The mood of Langston Hughes’ short story “Thank You, M’am” is hopeful. This tone is evident in the plot of the story, which begins with a young boy named Roger attempting to steal the purse Mrs. Luella Bates Washington Jones. Hughes’ tone is lightly humorous as he describes the encounter between Mrs. Jones and Roger, which Mrs. Jones decidedly gets the better of.

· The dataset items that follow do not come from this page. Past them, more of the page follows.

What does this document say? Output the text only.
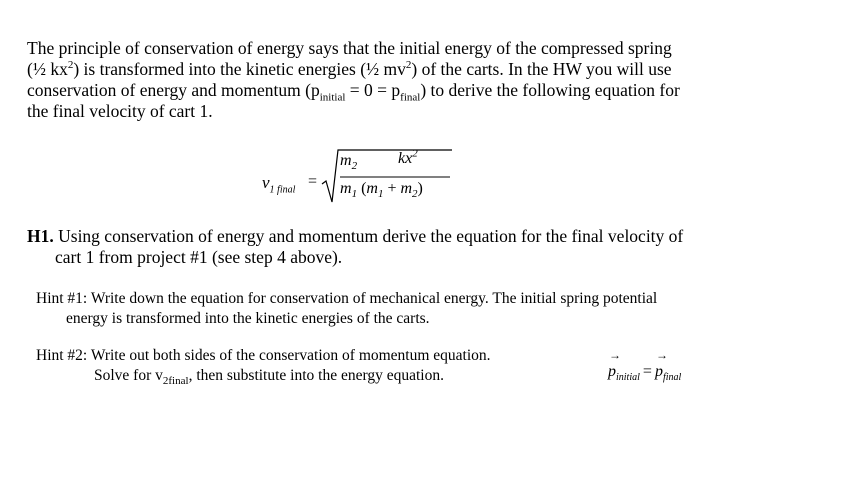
The principle of conservation of energy says that the initial energy of the compressed spring

(½ $kx^2$) is transformed into the kinetic energies (½ $mv^2$) of the carts. In the HW you will use

conservation of energy and momentum $(p_{initial} = 0 = p_{final})$ to derive the following equation for

the final velocity of cart 1.

$v_{1 final}$ =
$m_2$	$kx^2$
$m_1$ $(m_1 + m_2)$

H1. Using conservation of energy and momentum derive the equation for the final velocity of

cart 1 from project #1 (see step 4 above).

Hint #1: Write down the equation for conservation of mechanical energy. The initial spring potential

energy is transformed into the kinetic energies of the carts.

Hint #2: Write out both sides of the conservation of momentum equation.

Solve for $v_{2final}$, then substitute into the energy equation.

→
$p_{initial}$ =
→
$p_{final}$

Roger has picked the wrong woman to rob. She is much stronger and bolder than he could have imagined, and she drags him home with her. The mood is hopeful because of what happens next. As Mrs. Jones engages Roger in conversation and cooks for him, Roger begins to have a change of heart. He begins to want Mrs. Jones to see him as trustworthy. When Mrs. Jones actually gives him money, she is silently expressing the hope that her unexpected kindness will change Roger into someone who won’t try to steal anymore.
As Roger leaves her house, he wants to say “Thank you, M’am” to Mrs. Jones, but by then the door is already closed. The fact that Roger wishes to thank her shows that she has made at least something of an impression on him. Our hope, as readers, is that Roger has learned his lesson as a result of Mrs. Jones’ kindness.